The Soda City market on Main Street was as crowded as ever Saturday morning, and many visitors also stepped into Boyd Plaza to celebrate Día de los Muertos.
The Columbia Museum of Art and Palmetto Luna co-hosted an observance of the Mexican holiday (also known as Day of the Dead), which occurs on Nov. 1 and 2 each year and serves as a celebration of those no longer living.
A traditional Día de los Muertos altar, known as an ofrenda, was placed on Main Street near an entrance to the plaza. The altars are a celebration of the lives of those now dead, and all are invited to leave an offering to the dead in the form of a note, photo or other memento.

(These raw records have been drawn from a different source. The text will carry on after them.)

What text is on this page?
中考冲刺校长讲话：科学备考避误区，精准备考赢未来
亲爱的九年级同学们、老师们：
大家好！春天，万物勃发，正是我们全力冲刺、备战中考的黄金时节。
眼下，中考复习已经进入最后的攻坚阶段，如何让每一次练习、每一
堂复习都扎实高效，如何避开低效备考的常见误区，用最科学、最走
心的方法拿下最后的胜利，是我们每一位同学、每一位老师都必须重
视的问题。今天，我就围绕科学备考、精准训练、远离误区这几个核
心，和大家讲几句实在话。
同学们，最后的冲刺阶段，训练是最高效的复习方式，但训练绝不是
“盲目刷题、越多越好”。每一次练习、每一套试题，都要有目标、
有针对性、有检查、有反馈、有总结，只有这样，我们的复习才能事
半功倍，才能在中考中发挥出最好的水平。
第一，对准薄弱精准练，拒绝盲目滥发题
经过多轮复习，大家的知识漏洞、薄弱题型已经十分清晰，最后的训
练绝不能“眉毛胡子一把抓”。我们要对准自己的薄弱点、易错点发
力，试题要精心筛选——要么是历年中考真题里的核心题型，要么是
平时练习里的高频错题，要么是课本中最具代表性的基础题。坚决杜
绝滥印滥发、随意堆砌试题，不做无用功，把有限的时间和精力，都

Inside the plaza, guests enjoyed live music and Mexican folk dancing, a Skeletons’ Promenade, and other cultural activities including a chance to color skulls, a traditional part of the holiday (often made of sugar).
Día de los Muertos has no historical connection to Halloween. Originally celebrated earlier in the year, it was moved to November 1 and 2 after European colonization.
Saturday’s event was part of the CMA’s weekly Play on the Plaza series. It offers activities each week including a chance to build and create with big blue blocks, perfect for guests of all ages and abilities.
The project is free to the public, supported by a grant from the Knight Foundation Fund and by a Connected Communities grant at Central Carolina Community Foundation.